とにかく母からは、よく𠮟られせっかんを受けた。頬や頭をたたかれる、腕や腿をつねられ、痛いと泣くとうるさいと押し入れに入れられる。夜なら、外に出される。子供ながらに理不尽だと思い母を見る時は「睨んで口ごたえするのか」「お前は橋の下から拾ってやった子」「お前なんか生まれてこなければよかったのに」「阿保」「どっかに行ってしまいよし」と悲しい言葉を浴びていた。弟や妹は叱られても叩かれることも暴言も無かった。「お母さんは怒りたくて叱るのではない。言う事をしない、イライラさせるお前が悪いから怒るんや」と優しく話すときもあった。しかし、いつも自分だけが母が言う、しつけという「せっかん」を受け、いらない子と言われるのは、本当に母の子ではないからだと父の実家の養女となる10歳ごろまで思っていた。思春期には結婚して家族をもったなら「絶対に母のような親にはならない!」「子供に手をあげない」と誓いにも似た思いを持っていた。
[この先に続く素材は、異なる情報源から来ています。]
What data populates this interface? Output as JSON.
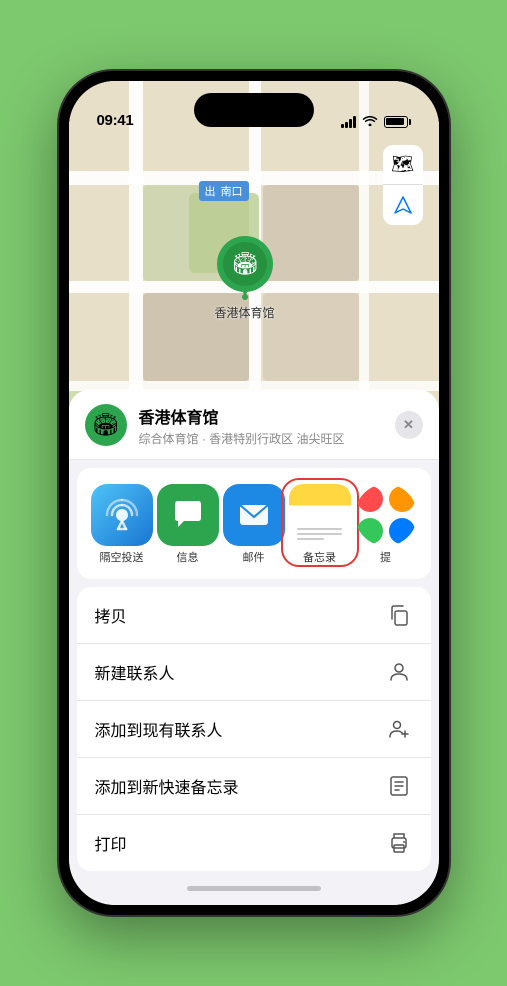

そして40歳、母と私のどちらかが死ぬまで縁が続くと考えると、不安な思いしか抱けなかった私は、母との縁を絶った。今、母の生死を知ろうと思えば容易く分るが、どうしても母を過去の人にしたいと思う自分がいる。
あと数年で古希となる私。一般的な生活よりも余裕のある生活をしたいと強く思えば思うほど、空回りし、自分をおとしめた生き方を選び後悔に苦しみながら送った時を思い出していた。思わず「独りよがりの生き方をしていたものだなあ」と呟いていた。
そして、もしかしたら母も子供の頃、しつけと言うせっかんを受けていたのかもしれない。また、典型的な職人気質の父と結婚し、三人の子供がありながら、町内会などの活動にも、子供たちの通う学校の事にも関りを持とうせず、親戚との付き合いも避ける。自分の考えでしか物事をみなかった父との生活は、私の知らない悩みも多くイライラの伴うものだったのではと想像もした。
私が5~6歳だったか父が撮った一枚の写真を思い出した。そこには、笑いながらエプロンで手を拭いて何かを言おうとしている母が写っていた。カメラを向けている父に「写さんといて、もう」と笑いながら言っていた母。現像された写真を父、母と弟と私が楽しそうに見ていた光景がハッキリと思い出された。本当に細やかながらもそこには、幸せがあった。
私はしつけと言うせっかんをした母を許せず、ずっと心に閉じていた。だが、今は「自分の体裁を何より第一にして生きていた母」として思い起こす事も有りかと考えられるようになっている。ただ、母の今を知る勇気は出せそうにもない。